Une masse critique pour exister

Quand Patrick Aebischer a annoncé son désir d’implanter une antenne de l’EPFL en Valais, les cerveaux se sont instantanément mis à chauffer. Le Conseil d’Etat, qui désirait depuis des années que le Valais devienne un canton universitaire, y a vu une occasion à ne pas laisser filer. Fait suffisamment rare pour être apprécié, tous les ministres se sont déplacés pour la signature de la convention d’implantation. Quant à la direction de la HES-SO Valais, elle était ballottée entre «une crainte légitime de voir son enveloppe budgétaire s’affiner et l’occasion de se rapprocher d’une institution académique prestigieuse et mondialement reconnue», se rappelle Joseph El Hayek, ancien directeur de la Haute école d’ingénierie. Cinq ans plus tard, cette crainte ne s’est pas matérialisée assure François Seppey, directeur actuel de l’école. «Notre socle de base a diminué, mais ces variations n’ont aucun rapport avec l’EPFL. Au contraire, sans leur arrivée, jamais nous n’aurions pu obtenir les montants pour la construction du campus Energypolis.»

Ces montants – à savoir près de 180 millions de francs – proviennent principalement du canton et de la ville de Sion, qui ont tenu à inscrire au cœur même du campus Energypolis la notion de synergie. «Afin de positionner notre canton sur la carte de la recherche dans des domaines comme la e-santé, l’énergie ou la mobilité, il faut dépasser une certaine masse critique. En Valais, ce seuil ne peut être atteint que par la création d’un véritable écosystème de compétences dans les domaines du campus Energypolis», assure Sophia Dini, déléguée au campus. L’objectif politique est clair: rapprocher pour mieux apparaître. Reste la pertinence scientifique.

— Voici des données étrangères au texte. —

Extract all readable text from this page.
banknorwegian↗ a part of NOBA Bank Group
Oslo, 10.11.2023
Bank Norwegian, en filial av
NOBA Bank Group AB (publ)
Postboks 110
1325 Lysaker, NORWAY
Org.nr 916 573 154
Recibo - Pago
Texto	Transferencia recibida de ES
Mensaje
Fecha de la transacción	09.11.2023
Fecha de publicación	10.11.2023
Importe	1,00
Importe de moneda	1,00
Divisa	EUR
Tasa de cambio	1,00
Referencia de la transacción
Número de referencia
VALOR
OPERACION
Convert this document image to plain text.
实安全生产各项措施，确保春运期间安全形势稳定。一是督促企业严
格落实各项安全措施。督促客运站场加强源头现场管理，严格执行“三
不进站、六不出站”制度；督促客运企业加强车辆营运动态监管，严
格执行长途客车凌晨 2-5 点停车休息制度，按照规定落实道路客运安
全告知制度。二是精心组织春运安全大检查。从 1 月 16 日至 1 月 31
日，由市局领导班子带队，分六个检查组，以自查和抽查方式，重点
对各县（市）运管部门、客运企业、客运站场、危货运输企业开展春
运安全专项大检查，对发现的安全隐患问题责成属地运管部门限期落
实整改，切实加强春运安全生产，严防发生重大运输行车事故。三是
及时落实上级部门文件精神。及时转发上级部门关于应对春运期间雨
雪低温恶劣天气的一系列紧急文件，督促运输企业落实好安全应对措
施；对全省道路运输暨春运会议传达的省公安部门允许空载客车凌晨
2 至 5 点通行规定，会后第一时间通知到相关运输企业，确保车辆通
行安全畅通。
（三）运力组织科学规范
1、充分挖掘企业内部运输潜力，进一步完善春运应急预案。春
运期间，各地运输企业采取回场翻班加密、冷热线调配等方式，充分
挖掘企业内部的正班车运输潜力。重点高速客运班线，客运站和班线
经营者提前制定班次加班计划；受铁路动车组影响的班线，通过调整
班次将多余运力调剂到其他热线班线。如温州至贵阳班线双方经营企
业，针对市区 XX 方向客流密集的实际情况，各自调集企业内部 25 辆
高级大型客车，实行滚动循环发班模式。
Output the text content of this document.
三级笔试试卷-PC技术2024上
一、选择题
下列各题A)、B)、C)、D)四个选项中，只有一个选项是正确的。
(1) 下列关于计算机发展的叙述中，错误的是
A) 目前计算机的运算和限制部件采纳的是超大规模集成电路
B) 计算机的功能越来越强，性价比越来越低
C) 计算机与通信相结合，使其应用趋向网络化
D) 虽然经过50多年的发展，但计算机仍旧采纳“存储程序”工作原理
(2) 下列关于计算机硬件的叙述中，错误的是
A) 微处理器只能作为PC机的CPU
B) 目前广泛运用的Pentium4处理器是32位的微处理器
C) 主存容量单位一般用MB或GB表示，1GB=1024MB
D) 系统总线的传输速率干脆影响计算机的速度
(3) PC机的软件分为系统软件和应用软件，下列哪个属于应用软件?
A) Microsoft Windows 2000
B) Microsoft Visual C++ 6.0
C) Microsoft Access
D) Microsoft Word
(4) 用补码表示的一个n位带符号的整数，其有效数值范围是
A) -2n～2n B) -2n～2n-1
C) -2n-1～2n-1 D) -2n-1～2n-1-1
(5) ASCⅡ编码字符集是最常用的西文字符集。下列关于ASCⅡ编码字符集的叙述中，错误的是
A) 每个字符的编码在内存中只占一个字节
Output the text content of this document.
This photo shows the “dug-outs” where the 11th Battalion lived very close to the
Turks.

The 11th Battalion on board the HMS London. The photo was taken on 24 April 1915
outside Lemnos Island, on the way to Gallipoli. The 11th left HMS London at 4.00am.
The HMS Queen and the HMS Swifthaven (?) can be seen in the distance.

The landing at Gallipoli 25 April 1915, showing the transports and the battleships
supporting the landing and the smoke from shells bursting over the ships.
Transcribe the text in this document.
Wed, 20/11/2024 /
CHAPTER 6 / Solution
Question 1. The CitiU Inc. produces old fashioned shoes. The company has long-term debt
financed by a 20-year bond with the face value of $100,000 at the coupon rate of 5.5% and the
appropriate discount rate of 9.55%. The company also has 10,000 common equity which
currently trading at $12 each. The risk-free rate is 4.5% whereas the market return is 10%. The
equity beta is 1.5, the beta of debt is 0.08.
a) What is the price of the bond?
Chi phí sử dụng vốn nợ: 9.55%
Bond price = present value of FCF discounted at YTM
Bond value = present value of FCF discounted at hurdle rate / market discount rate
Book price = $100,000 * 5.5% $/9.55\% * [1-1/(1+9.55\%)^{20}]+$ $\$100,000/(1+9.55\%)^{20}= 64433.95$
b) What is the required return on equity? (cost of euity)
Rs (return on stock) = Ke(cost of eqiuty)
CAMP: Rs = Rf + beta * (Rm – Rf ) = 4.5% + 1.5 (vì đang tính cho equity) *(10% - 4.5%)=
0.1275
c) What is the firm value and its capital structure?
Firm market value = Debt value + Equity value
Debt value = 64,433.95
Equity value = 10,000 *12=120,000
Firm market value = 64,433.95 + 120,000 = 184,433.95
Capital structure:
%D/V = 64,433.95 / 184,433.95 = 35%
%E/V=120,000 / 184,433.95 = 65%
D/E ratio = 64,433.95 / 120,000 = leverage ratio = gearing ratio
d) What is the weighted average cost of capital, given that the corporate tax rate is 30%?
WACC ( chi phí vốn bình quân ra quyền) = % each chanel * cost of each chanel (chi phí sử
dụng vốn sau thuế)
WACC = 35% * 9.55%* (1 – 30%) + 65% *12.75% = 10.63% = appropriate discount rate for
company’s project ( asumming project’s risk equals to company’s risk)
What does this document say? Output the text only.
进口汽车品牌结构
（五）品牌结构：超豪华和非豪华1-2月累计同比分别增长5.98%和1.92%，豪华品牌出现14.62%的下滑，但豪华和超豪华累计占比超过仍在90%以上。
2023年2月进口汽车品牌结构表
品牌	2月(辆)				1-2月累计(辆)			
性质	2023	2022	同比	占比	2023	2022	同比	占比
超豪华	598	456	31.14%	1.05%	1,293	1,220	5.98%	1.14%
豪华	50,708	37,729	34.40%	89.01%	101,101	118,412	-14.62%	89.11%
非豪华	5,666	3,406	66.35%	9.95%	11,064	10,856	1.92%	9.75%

Cette prothèse de main a été développée par le prof. HES Henning Müller et son adjoint Manfredo Atzori, qui collaborent régulièrement avec Friedhelm Hummel de l’EPFL, mais pas aussi souvent qu’ils le désireraient. SEDRIK NEMETH - Le Nouvelliste

Un labo en forme de campus

«C’est un projet unique en Suisse, voire en Europe.» Spécialisé dans les systèmes énergétiques urbains à la HES-SO Valais, Jessen Page collabore étroitement avec François Maréchal de l’EPFL. Les deux suivent le développement du campus Energypolis avec la plus grande attention, car il sera leur laboratoire. «Les quatre bâtiments seront pour nous une énorme plateforme de recherche. Notre travail consiste à étudier et à améliorer les réseaux énergétiques urbains, c’est-à-dire le froid, le chaud, l’électricité et le gaz. C’est une occasion exceptionnelle.» affirme-t-il.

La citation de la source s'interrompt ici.